Qu’elle était morte ma vallée

L’homme de la vallée du sud de l’Alsace qui borde la frontière de la confédération helvétique est chanceux. Une fois passé le traditionnel couplet du huitième jour du mois de mai sur le sang impur abreuvant nos sillons, il a pu pendant trois jours d’affilée se cultiver. Pour cela il lui suffisait de se rendre au salon du livre que les gens bien intentionnés présidant aux destinées de la bonne ville de Saint-Louis s’entêtent à organiser depuis plus de trente ans. On ne va pas s’étaler là dessus pendant des pages. On y était. C’était comme d’habitude :  très bien !

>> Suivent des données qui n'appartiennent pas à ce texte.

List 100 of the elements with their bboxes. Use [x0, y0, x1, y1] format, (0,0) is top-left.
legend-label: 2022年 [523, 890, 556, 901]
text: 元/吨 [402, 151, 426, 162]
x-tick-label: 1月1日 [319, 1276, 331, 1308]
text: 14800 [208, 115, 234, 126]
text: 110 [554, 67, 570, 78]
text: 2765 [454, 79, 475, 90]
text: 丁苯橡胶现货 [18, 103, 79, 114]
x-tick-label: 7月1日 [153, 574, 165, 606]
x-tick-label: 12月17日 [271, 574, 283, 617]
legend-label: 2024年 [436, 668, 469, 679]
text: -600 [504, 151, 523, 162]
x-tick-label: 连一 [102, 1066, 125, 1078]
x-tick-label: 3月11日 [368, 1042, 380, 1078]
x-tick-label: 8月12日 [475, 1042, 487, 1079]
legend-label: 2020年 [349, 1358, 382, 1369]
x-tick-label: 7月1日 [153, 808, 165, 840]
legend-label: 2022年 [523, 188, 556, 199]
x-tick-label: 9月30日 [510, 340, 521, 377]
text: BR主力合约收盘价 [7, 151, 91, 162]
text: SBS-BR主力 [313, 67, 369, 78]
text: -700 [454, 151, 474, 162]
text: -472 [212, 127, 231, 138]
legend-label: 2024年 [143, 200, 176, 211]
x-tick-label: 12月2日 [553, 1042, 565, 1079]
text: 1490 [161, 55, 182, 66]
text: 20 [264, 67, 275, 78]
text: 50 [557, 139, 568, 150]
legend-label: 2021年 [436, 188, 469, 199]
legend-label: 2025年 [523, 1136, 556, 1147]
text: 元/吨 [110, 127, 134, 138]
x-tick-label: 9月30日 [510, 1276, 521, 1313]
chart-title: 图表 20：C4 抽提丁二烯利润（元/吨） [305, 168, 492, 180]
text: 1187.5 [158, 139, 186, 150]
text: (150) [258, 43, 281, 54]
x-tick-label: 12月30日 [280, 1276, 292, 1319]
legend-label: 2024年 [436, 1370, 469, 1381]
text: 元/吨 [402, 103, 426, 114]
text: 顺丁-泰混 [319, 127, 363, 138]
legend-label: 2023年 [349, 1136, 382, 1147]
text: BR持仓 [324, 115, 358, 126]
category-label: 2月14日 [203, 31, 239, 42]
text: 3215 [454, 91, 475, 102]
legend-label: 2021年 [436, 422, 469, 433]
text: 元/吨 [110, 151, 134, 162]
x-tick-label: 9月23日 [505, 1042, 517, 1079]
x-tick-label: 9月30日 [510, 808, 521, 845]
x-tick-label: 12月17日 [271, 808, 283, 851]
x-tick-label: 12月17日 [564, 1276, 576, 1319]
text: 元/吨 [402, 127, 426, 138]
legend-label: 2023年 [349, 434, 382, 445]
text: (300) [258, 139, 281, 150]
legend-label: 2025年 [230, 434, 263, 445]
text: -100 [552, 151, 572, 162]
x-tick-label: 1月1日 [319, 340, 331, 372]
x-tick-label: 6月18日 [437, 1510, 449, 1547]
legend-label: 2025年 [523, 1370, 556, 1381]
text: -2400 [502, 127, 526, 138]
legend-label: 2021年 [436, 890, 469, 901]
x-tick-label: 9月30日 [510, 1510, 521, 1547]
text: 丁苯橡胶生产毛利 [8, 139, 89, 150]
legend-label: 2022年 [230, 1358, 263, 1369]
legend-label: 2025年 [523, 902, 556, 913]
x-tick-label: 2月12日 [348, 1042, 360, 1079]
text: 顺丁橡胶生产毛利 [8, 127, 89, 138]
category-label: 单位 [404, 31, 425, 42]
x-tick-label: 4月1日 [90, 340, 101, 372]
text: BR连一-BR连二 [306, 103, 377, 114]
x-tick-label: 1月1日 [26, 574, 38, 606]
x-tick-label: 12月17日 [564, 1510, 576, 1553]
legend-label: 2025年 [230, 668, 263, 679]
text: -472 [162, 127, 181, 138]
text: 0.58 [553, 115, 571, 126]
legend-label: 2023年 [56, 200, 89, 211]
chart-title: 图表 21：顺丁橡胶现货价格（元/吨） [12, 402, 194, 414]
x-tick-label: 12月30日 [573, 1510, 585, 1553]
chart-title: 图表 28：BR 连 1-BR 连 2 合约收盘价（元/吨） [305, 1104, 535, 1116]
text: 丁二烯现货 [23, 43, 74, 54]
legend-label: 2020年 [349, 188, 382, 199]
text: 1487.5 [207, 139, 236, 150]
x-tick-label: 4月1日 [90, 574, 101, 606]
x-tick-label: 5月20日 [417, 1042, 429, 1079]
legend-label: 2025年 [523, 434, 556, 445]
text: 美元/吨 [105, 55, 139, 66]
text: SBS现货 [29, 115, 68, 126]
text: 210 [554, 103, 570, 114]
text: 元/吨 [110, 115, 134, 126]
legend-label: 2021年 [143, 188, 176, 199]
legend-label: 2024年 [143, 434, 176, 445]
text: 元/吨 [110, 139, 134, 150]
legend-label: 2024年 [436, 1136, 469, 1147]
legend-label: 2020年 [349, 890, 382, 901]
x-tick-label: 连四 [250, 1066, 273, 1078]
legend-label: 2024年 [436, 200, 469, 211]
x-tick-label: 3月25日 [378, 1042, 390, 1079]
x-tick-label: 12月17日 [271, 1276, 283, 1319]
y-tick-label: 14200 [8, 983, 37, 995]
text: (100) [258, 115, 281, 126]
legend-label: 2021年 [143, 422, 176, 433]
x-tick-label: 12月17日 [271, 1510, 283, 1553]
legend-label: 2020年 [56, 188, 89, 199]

On y a vu un ancien prélat de l’église catholique romaine, la mine toute de surprise feinte, se faire récompenser pour un ouvrage en forme de déclaration d’amour à une région qu’il a depuis quittée. On y a croisé un ancien directeur de magazine national venu se qualifier pour les olympiades des cracheurs de soupe dans la catégorie reine qui l’ a nourri pendant trente ans. On y a subi la foule des curieux venus s’abimer dans le spectacle navrant du chien d’une gloire du petit écran venu dédicacer son dernier os. On y a cherché le président du conseil régional. On ne l’a point vu. Il devait être occupé à voir son équipe de foot subventionnée trainer quatre vingt dix minutes d’errance dans un stade de la Meinau aux trois quarts vide. A moins qu’il n’ait eu piscine ou une excursion programmée en Lorraine.

Mais surtout, on a pu constater que lorsque la volonté politique de rassembler plus de deux cents auteurs , illustrateurs et acteurs de la chaine du livre était réelle, il se trouvait toujours plus de vingt mille personnes pour venir confirmer que la culture a sa place dans les vallées. Toutes les vallées ? Malheureusement non. Autre vallée, autre moeurs. A en croire le site internet de la troisième communauté de communes du Bas-Rhin se déroulait au même moment l’un des temps forts de l’année auquel nous avons échappé. Je ne mentionnerai pas le nom de la manifestation par respect pour la langue française. La communication étant comme de bien entendu en anglais.

Pour faire court, même payé une fortune, pour rien au monde je ne me mélerais à une foule venue admirer un défilé de mécaniques allemandes. Trop de mauvais souvenirs. Saisissez-vous l’allusion ou dois-je  devenir très lourd ?

Je ne conteste à personne le droit d’organiser un moment festif autour d’une passion commune pour de la carosserie. Il ne manquerait plus que ça ! Par contre, non seulement c’est mon droit de trouver cela infantile et pour tout dire completement con, mais surtout j’ai le devoir de m’interroger quant à la légitimité de faire passer un tel rassemblement pour un moment important dans la vie de la communauté à laquelle j’appartiens. Cela d’autant plus qu’à quelques lieues de là, plus haut dans la vallée, des artistes se sont rassemblés pour offrir autre chose en partage qu’un non-sens écologique plein de bruit et de fureur polluante.

Pour finir sur une note optimiste, le cinéma Rohan propose huit films d’ Ingmar Bergmann. Comment peut-on hésiter une seconde entre le beau visage de Liv Ullmann et le spectacle navrant d’une bagnole carossée comme un insecte ou celui encore plus affligeant, pour coller à l’actualité cinématographique, d’un lézard de cinquante mètres  de haut et de ses aventures révisionnistes ?

Poser la question est déjà une insulte à l’intelligence. Essayer d’argumenter serait le meilleur moyen de s’exposer à la lumière cruelle d’un diagnostique impitoyable : non seulement on serait infantile et con, mais en plus on serait mort.